Localizada na Região Metropolitana do Rio de Janeiro, a Restinga de Maricá é um ecossistema de grande importância ambiental, abrigando uma Área de Proteção Ambiental (APA) que é lar de diversas espécies ameaçadas de extinção. No entanto, a compra de um terreno pela empresa Maraey Rio de Janeiro S.A. em 2006 desencadeou uma disputa territorial que se estende por quase duas décadas.
A área adquirida pela empresa, que ocupa 844,16 hectares, corresponde à maior parte da APA de Maricá, que totaliza 969,24 hectares. O projeto imobiliário, que envolve a construção de um complexo hoteleiro e residencial de luxo, promete gerar milhares de empregos e atrair turistas, mas enfrenta forte resistência de comunidades locais e organizações ambientais.
Conflito e resistência
As comunidades de pescadores da Zacarias e os indígenas guaranis da Aldeia Mata Verde Bonita e Aldeia Morada dos Pássaros se opõem ao empreendimento, alegando que ele trará impactos irreversíveis à fauna, flora e recursos hídricos da região. A Associação Comunitária de Cultura e Lazer dos Pescadores de Zacarias (Acclapez) e outras organizações, como o Movimento Baía Viva, destacam que o projeto comprometerá modos de vida tradicionais e a integridade ambiental da restinga.
Recentemente, a empresa iniciou as obras de infraestrutura, o que levou o Ministério Público do Estado do Rio de Janeiro (MPRJ) a solicitar a suspensão das licenças ambientais. O juiz responsável negou a paralisação total, mas impôs restrições, especialmente em relação à Aldeia Mata Verde Bonita, exigindo autorização prévia da Fundação Nacional dos Povos Indígenas (Funai) para qualquer intervenção.
Impactos e alternativas
O projeto Maraey inclui a construção de três hotéis da Marriott International e 392 residências de luxo, além de um centro equestre e um campo de golfe. Apesar das promessas de preservação de 80% da vegetação nativa, especialistas e ambientalistas alertam que a urbanização da restinga pode levar à destruição de um ecossistema único, afetando a biodiversidade e a pesquisa científica na região.
Pesquisadores defendem que a Restinga de Maricá é um “laboratório a céu aberto”, com mais de 500 estudos acadêmicos realizados. A geógrafa Désirée Guichard, da UERJ, afirma que o empreendimento inviabilizaria a continuidade das pesquisas e causaria danos irreversíveis ao patrimônio natural e científico.

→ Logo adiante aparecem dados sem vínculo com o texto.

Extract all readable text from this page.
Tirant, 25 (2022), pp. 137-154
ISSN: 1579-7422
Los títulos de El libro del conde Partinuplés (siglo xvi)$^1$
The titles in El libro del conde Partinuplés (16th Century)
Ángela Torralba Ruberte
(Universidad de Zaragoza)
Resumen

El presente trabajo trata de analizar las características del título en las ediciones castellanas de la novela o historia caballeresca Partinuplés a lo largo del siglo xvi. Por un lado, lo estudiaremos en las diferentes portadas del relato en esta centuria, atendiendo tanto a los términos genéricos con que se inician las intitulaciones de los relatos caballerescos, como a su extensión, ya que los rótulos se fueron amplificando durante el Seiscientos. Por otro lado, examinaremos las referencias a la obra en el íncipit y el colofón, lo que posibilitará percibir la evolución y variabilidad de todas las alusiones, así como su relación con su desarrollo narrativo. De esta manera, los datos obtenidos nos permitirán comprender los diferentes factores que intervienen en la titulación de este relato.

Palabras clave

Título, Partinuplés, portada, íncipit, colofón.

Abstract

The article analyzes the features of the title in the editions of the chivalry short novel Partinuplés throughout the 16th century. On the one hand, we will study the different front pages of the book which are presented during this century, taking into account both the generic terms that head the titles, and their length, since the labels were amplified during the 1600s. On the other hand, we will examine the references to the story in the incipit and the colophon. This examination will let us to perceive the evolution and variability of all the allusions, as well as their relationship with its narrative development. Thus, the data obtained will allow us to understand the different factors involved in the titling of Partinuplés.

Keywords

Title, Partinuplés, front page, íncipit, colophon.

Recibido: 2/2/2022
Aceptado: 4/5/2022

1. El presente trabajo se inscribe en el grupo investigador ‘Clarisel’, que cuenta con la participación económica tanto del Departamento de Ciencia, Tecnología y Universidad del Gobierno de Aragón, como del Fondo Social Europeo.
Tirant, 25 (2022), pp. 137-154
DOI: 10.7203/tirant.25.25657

Direitos das comunidades tradicionais
A luta das comunidades tradicionais pela preservação de seus territórios é acompanhada de perto por organizações de direitos humanos. A presidente da Acclapez, Ni Marins, expressa preocupação com as propostas de regularização fundiária, que, segundo ela, podem resultar na expulsão da comunidade. “Queremos um título coletivo que passe de pai para filho”, afirma.

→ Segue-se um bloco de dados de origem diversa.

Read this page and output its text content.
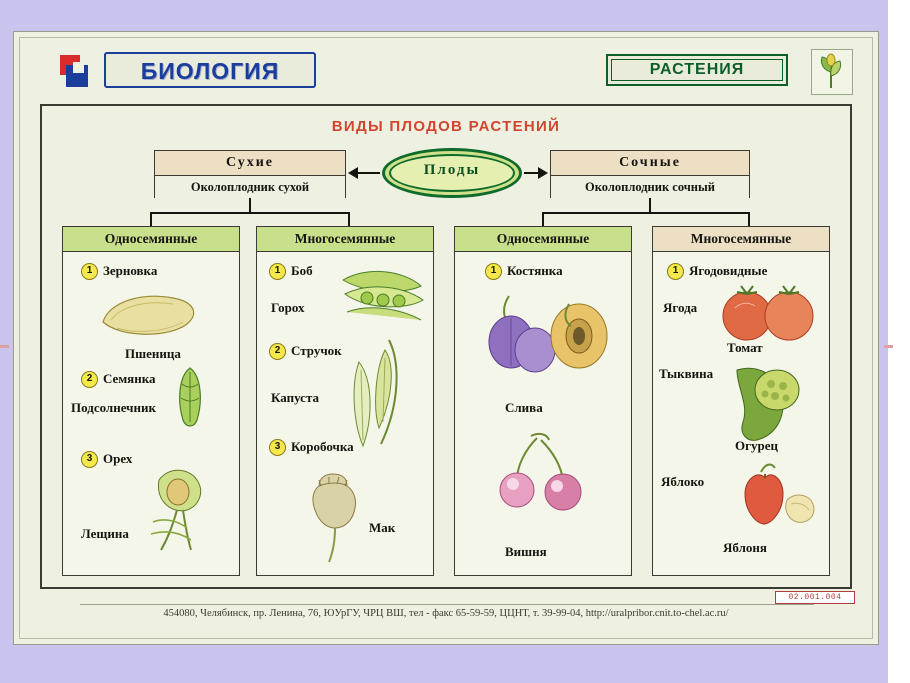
БИОЛОГИЯ	РАСТЕНИЯ
ВИДЫ ПЛОДОВ РАСТЕНИЙ
Сухие
Околоплодник сухой
Плоды	Сочные
Околоплодник сочный
Односемянные
1 Зерновка
Пшеница
2 Семянка
Подсолнечник
3 Орех
Лещина
Многосемянные
1 Боб
Горох
2 Стручок
Капуста
3 Коробочка
Мак
Односемянные
1 Костянка
Слива
Вишня
Многосемянные
1 Ягодовидные
Ягода
Томат
Тыквина
Огурец
Яблоко
Яблоня
02.001.004
454080, Челябинск, пр. Ленина, 76, ЮУрГУ, ЧРЦ ВШ, тел - факс 65-59-59, ЦЦНТ, т. 39-99-04, http://uralpribor.cnit.to-chel.ac.ru/
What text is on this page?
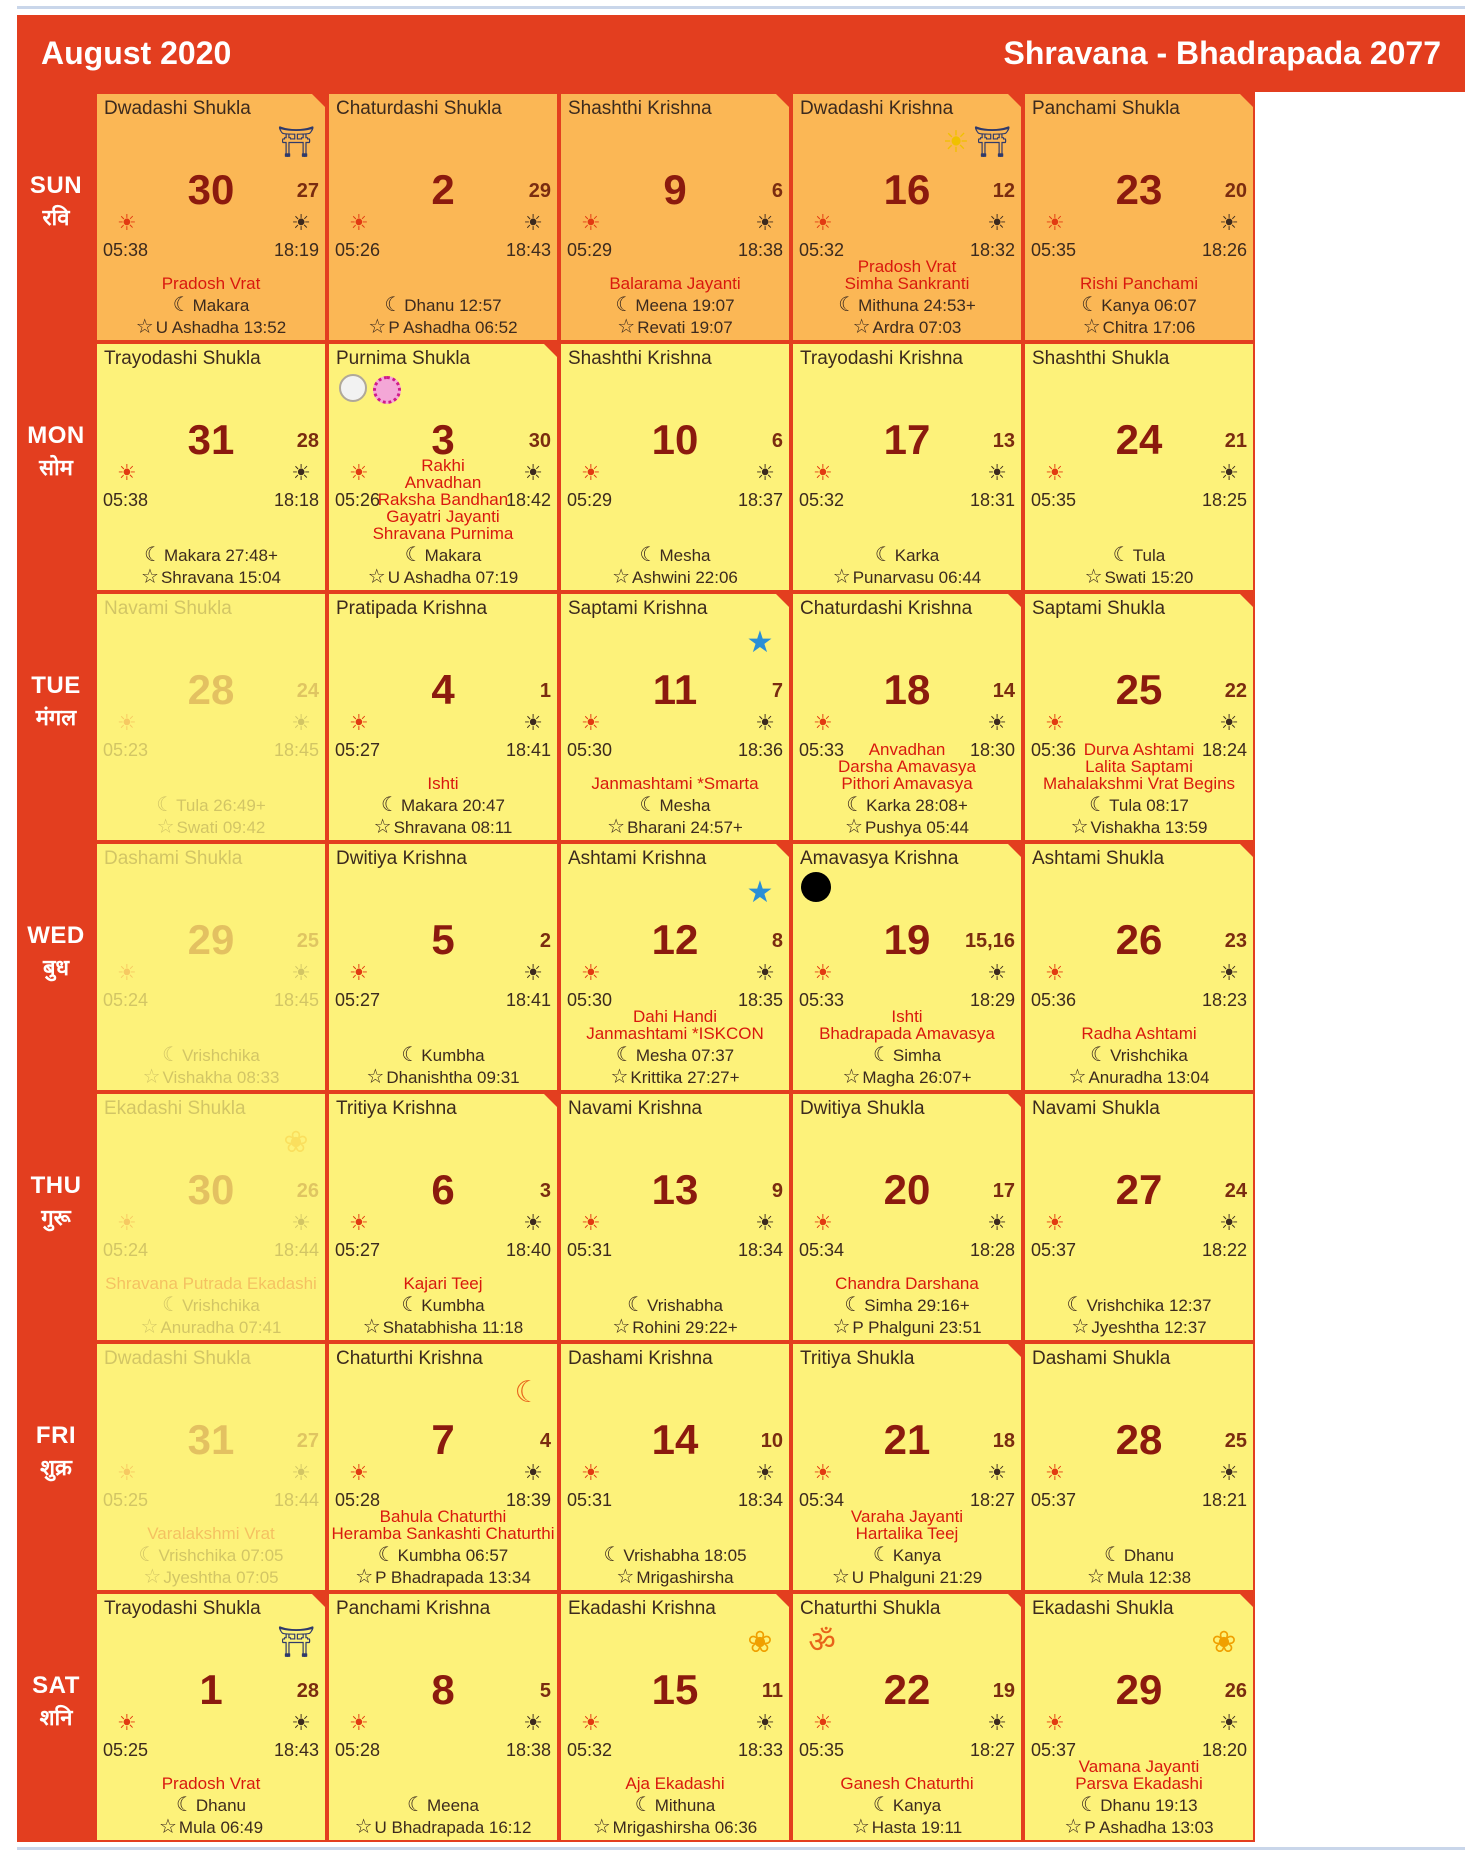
August 2020	Shravana - Bhadrapada 2077
SUN
रवि
Dwadashi Shukla
⛩
30	27
☀	☀
05:38	18:19
Pradosh Vrat
☾ Makara
☆ U Ashadha 13:52
Chaturdashi Shukla
2	29
☀	☀
05:26	18:43
☾ Dhanu 12:57
☆ P Ashadha 06:52
Shashthi Krishna
9	6
☀	☀
05:29	18:38
Balarama Jayanti
☾ Meena 19:07
☆ Revati 19:07
Dwadashi Krishna
☀ ⛩
16	12
☀	☀
05:32	18:32
Pradosh Vrat
Simha Sankranti
☾ Mithuna 24:53+
☆ Ardra 07:03
Panchami Shukla
23	20
☀	☀
05:35	18:26
Rishi Panchami
☾ Kanya 06:07
☆ Chitra 17:06
MON
सोम
Trayodashi Shukla
31	28
☀	☀
05:38	18:18
☾ Makara 27:48+
☆ Shravana 15:04
Purnima Shukla
3	30
☀	☀
05:26	18:42
Rakhi
Anvadhan
Raksha Bandhan
Gayatri Jayanti
Shravana Purnima
☾ Makara
☆ U Ashadha 07:19
Shashthi Krishna
10	6
☀	☀
05:29	18:37
☾ Mesha
☆ Ashwini 22:06
Trayodashi Krishna
17	13
☀	☀
05:32	18:31
☾ Karka
☆ Punarvasu 06:44
Shashthi Shukla
24	21
☀	☀
05:35	18:25
☾ Tula
☆ Swati 15:20
TUE
मंगल
Navami Shukla
28	24
☀	☀
05:23	18:45
☾ Tula 26:49+
☆ Swati 09:42
Pratipada Krishna
4	1
☀	☀
05:27	18:41
Ishti
☾ Makara 20:47
☆ Shravana 08:11
Saptami Krishna
★
11	7
☀	☀
05:30	18:36
Janmashtami *Smarta
☾ Mesha
☆ Bharani 24:57+
Chaturdashi Krishna
18	14
☀	☀
05:33	18:30
Anvadhan
Darsha Amavasya
Pithori Amavasya
☾ Karka 28:08+
☆ Pushya 05:44
Saptami Shukla
25	22
☀	☀
05:36	18:24
Durva Ashtami
Lalita Saptami
Mahalakshmi Vrat Begins
☾ Tula 08:17
☆ Vishakha 13:59
WED
बुध
Dashami Shukla
29	25
☀	☀
05:24	18:45
☾ Vrishchika
☆ Vishakha 08:33
Dwitiya Krishna
5	2
☀	☀
05:27	18:41
☾ Kumbha
☆ Dhanishtha 09:31
Ashtami Krishna
★
12	8
☀	☀
05:30	18:35
Dahi Handi
Janmashtami *ISKCON
☾ Mesha 07:37
☆ Krittika 27:27+
Amavasya Krishna
19	15,16
☀	☀
05:33	18:29
Ishti
Bhadrapada Amavasya
☾ Simha
☆ Magha 26:07+
Ashtami Shukla
26	23
☀	☀
05:36	18:23
Radha Ashtami
☾ Vrishchika
☆ Anuradha 13:04
THU
गुरू
Ekadashi Shukla
❀
30	26
☀	☀
05:24	18:44
Shravana Putrada Ekadashi
☾ Vrishchika
☆ Anuradha 07:41
Tritiya Krishna
6	3
☀	☀
05:27	18:40
Kajari Teej
☾ Kumbha
☆ Shatabhisha 11:18
Navami Krishna
13	9
☀	☀
05:31	18:34
☾ Vrishabha
☆ Rohini 29:22+
Dwitiya Shukla
20	17
☀	☀
05:34	18:28
Chandra Darshana
☾ Simha 29:16+
☆ P Phalguni 23:51
Navami Shukla
27	24
☀	☀
05:37	18:22
☾ Vrishchika 12:37
☆ Jyeshtha 12:37
FRI
शुक्र
Dwadashi Shukla
31	27
☀	☀
05:25	18:44
Varalakshmi Vrat
☾ Vrishchika 07:05
☆ Jyeshtha 07:05
Chaturthi Krishna
☾
7	4
☀	☀
05:28	18:39
Bahula Chaturthi
Heramba Sankashti Chaturthi
☾ Kumbha 06:57
☆ P Bhadrapada 13:34
Dashami Krishna
14	10
☀	☀
05:31	18:34
☾ Vrishabha 18:05
☆ Mrigashirsha
Tritiya Shukla
21	18
☀	☀
05:34	18:27
Varaha Jayanti
Hartalika Teej
☾ Kanya
☆ U Phalguni 21:29
Dashami Shukla
28	25
☀	☀
05:37	18:21
☾ Dhanu
☆ Mula 12:38
SAT
शनि
Trayodashi Shukla
⛩
1	28
☀	☀
05:25	18:43
Pradosh Vrat
☾ Dhanu
☆ Mula 06:49
Panchami Krishna
8	5
☀	☀
05:28	18:38
☾ Meena
☆ U Bhadrapada 16:12
Ekadashi Krishna
❀
15	11
☀	☀
05:32	18:33
Aja Ekadashi
☾ Mithuna
☆ Mrigashirsha 06:36
Chaturthi Shukla
ॐ
22	19
☀	☀
05:35	18:27
Ganesh Chaturthi
☾ Kanya
☆ Hasta 19:11
Ekadashi Shukla
❀
29	26
☀	☀
05:37	18:20
Vamana Jayanti
Parsva Ekadashi
☾ Dhanu 19:13
☆ P Ashadha 13:03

Os indígenas guaranis, por sua vez, também enfrentam incertezas sobre seu futuro na região. O líder da Aldeia Mata Verde Bonita, Amarildo Oliveira, destaca a importância ancestral do território e a necessidade de garantias legais antes de qualquer deslocamento. A proposta da Prefeitura de Maricá de criar uma nova aldeia sustentável ainda não traz segurança para a comunidade.
Desdobramentos judiciais e ambientais
O caso da Restinga de Maricá está longe de ser resolvido. Com ações judiciais em andamento no Superior Tribunal de Justiça (STJ) e no Supremo Tribunal Federal (STF), a legalidade do licenciamento ambiental e do zoneamento da área continua a ser questionada. As comunidades e organizações ambientais esperam que a Justiça reconheça a importância da preservação e dos direitos dos povos tradicionais.
Enquanto isso, a empresa Maraey defende que possui todas as licenças necessárias e que o projeto é um modelo de desenvolvimento sustentável. A Prefeitura de Maricá também apoia o empreendimento, alegando que ele trará benefícios econômicos e sociais para a região.
A disputa pela Restinga de Maricá é um exemplo claro dos desafios enfrentados na busca por desenvolvimento econômico que respeite o meio ambiente e os direitos das comunidades tradicionais. O futuro da região permanece incerto, à medida que os interesses de preservação e desenvolvimento colidem em um dos ecossistemas mais valiosos do Brasil.